Recently a friend from college found out that I'm weaning Bear at 27 months, and she said "wow, you're more dedicated than I am. I'll go to 12 months but then I am DONE!" Now I don't think she's a bad parent, but her particular choice of words got me thinking. Dedicated? Um, if I wasn't willing to be dedicated to my children, then why would I have them? Seriously, if you want a pet, get a dog or a cat. If you want a child, you'd better plan on being dedicated. Is that such a strange notion?!
But that's not really the point of this post. The point of this post is that nursing beyond 12 months is not about dedication, it's about practicality, simplicity, and health for both me and the baby. Consider these facts:
- Human milk is the perfect food for little humans--as much so on the day after their first birthday as it was on the day before it. (In regards to physical maturation, what is a birthday but an arbitrary date anyway?!)
- For every year that a woman breastfeeds, she lowers her own risk of breast cancer.

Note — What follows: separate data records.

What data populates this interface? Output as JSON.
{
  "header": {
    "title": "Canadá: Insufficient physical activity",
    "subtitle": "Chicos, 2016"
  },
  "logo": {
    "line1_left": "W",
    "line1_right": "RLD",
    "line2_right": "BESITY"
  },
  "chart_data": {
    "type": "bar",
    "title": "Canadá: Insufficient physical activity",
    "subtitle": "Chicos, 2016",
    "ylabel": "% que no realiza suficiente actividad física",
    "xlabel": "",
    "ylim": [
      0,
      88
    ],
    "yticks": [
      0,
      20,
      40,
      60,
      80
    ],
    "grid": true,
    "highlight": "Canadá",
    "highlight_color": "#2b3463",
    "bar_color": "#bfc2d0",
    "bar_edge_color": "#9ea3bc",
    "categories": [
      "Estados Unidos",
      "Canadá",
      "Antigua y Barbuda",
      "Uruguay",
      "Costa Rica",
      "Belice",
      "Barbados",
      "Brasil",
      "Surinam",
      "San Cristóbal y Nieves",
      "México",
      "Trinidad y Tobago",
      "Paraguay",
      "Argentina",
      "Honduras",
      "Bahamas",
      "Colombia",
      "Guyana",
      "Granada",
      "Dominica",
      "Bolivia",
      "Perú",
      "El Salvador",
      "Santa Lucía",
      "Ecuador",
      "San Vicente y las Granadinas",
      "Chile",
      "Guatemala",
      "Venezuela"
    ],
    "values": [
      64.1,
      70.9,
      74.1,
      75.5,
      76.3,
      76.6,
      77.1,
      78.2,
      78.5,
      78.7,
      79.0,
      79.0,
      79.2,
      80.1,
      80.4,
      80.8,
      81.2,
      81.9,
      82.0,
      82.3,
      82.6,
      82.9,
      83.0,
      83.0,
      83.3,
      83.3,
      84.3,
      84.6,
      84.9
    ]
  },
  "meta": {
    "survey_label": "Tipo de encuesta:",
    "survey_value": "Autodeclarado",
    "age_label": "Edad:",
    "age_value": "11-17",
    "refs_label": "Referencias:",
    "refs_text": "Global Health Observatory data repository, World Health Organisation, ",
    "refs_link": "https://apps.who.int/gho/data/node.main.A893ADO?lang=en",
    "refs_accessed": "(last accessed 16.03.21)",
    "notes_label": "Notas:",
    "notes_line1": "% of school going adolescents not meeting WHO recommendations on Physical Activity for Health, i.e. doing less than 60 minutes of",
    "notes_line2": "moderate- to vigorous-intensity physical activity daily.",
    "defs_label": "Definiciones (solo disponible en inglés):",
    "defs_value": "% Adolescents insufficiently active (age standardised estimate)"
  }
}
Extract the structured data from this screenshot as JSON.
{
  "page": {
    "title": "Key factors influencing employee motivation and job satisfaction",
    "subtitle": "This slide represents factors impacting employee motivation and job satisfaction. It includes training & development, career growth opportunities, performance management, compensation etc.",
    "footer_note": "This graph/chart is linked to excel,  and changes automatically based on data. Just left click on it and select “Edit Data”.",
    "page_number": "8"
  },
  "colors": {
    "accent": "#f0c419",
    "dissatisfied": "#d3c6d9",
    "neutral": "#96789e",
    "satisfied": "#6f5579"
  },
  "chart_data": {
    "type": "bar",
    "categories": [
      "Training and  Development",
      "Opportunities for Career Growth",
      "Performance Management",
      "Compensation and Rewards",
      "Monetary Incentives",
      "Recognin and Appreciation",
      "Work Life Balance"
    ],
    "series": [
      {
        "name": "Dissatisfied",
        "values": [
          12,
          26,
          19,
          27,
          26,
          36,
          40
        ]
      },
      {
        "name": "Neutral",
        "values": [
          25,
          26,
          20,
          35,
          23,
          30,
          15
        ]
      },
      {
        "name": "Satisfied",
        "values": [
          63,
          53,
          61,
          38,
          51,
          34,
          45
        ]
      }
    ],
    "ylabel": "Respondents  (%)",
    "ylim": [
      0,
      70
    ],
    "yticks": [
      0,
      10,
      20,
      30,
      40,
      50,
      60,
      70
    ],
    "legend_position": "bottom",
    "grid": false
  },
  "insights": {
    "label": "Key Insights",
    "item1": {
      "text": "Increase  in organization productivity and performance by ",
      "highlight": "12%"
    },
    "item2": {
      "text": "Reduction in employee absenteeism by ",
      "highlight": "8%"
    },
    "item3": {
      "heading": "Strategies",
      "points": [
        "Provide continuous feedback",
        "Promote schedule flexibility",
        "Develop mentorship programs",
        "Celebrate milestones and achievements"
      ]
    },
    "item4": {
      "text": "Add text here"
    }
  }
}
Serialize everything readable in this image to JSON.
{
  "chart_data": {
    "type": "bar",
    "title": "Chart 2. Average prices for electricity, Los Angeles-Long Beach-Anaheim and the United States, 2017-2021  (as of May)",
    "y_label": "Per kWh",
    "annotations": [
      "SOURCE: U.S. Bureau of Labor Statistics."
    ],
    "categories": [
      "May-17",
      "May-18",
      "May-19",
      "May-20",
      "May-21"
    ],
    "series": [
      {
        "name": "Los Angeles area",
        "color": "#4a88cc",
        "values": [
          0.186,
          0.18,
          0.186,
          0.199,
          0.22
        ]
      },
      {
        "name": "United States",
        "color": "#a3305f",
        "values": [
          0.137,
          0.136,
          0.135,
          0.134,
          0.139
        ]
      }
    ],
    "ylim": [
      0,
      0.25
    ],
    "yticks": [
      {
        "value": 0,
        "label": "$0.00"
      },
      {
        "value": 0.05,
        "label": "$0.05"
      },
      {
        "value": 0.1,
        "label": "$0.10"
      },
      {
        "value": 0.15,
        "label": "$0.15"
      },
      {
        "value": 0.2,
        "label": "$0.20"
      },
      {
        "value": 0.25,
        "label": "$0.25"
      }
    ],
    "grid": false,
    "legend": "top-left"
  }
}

- For as long as a child breastfeeds, they get the benefits of mom's immune system. Considering that kids are at the peak of their exploratory phase (and still putting everything in their mouths) at age 1, it seems logical to continue giving them that extra protection through that stage.
- Nursing provides a great way to re-connect with a toddler who is in that busybody exploratory stage...they may be walking and running, but they are still not very old, and every mother I have talked to agrees that their nursing toddlers benefit from continuing that special one-on-one mommy time.
- Nothing calms a tantrum like nursing.
- Many mothers find the nursing time a calming break in their daily routine.
- Many 1 year olds do not have many teeth yet, or are not interested in many solid foods, but continued nursing ensures that their nutrition does not suffer. (Bear had only one molar at that age--so obviously he couldn't chew much, and could only eat limited foods--knowing that he could still get all the nutrients he needed from me was a great comfort.)
- Nursing longer means that you can wait longer to introduce common allergins (like cow milk). The longer you wait, the less likely the child is to have a severe response to those foods.
- Breastfeeding is really really convenient for traveling with a toddler (especially one who still has a limited diet). No matter where you are, you can bust out a breast--no need to pack snacks, worry about dehydration, or stress about whether appropriate foods will be available for your child.
- When they do get sick, and won't eat anything, the average toddler will still nurse--so they can continue to get the nutrition (and immunilogical boost) that they need.
- Primary brain myelination is not complete until age 2 (myelin is a sheath of fat that covers the neurons, allowing them to move faster--something like greasing them. The high fat content of mother's milk (which greatly exceeds even 'whole' cow's milk) contributes greatly to this process. Incomplete or improper myelination = slower brain function. In other words, nursing longer may make your kids smarter (actually, research suggests that it does).
- Breastfeeding on demand (ie, when the child wants it, rather than on a schedule) usually causes lactational amenorrhea, or the lack of ovulation, for an average of 14 months. Depending on your child spacing plans, this can be a very convenient form of birth control. (Please note that 14 months is an average; I was infertile for 20 months, but I've had friends who were fertile again in under 6.)
- The worldwide average age for weaning is around 4. I happen to feel comfortable with weaning anytime after 2, but I know many mothers (yes, in the USA) who are nursing their toddlers until 3 or 4. It may not be something that is seen very often in public, but that doesn't mean it's a bad idea.
- (if you have others please comment and I'll add them, this is just what came to me off the top of my head!)
And because I know it's bound to come up, yes, there are potential cons to extended breastfeeding. Toddlers don't like to let mommy be discreet. Toddlers may prefer nursing over table food and refuse to eat many solids. Obviously things can become complicated if mother becomes pregnant and/or is tandem nursing a toddler and a newborn. I thought about a lot of these things when making my decision about how to proceed with Bear. The simple truth is that I feel that the pros far outweigh the cons, at least with nursing until 2. Now that he is past 2, I think the scales have shifted a bit, and given the other circumstances, weaning feels like the right choice. As I said before though, it would take some pretty extenuating circumstances to make me consider weaning before 18-24 months.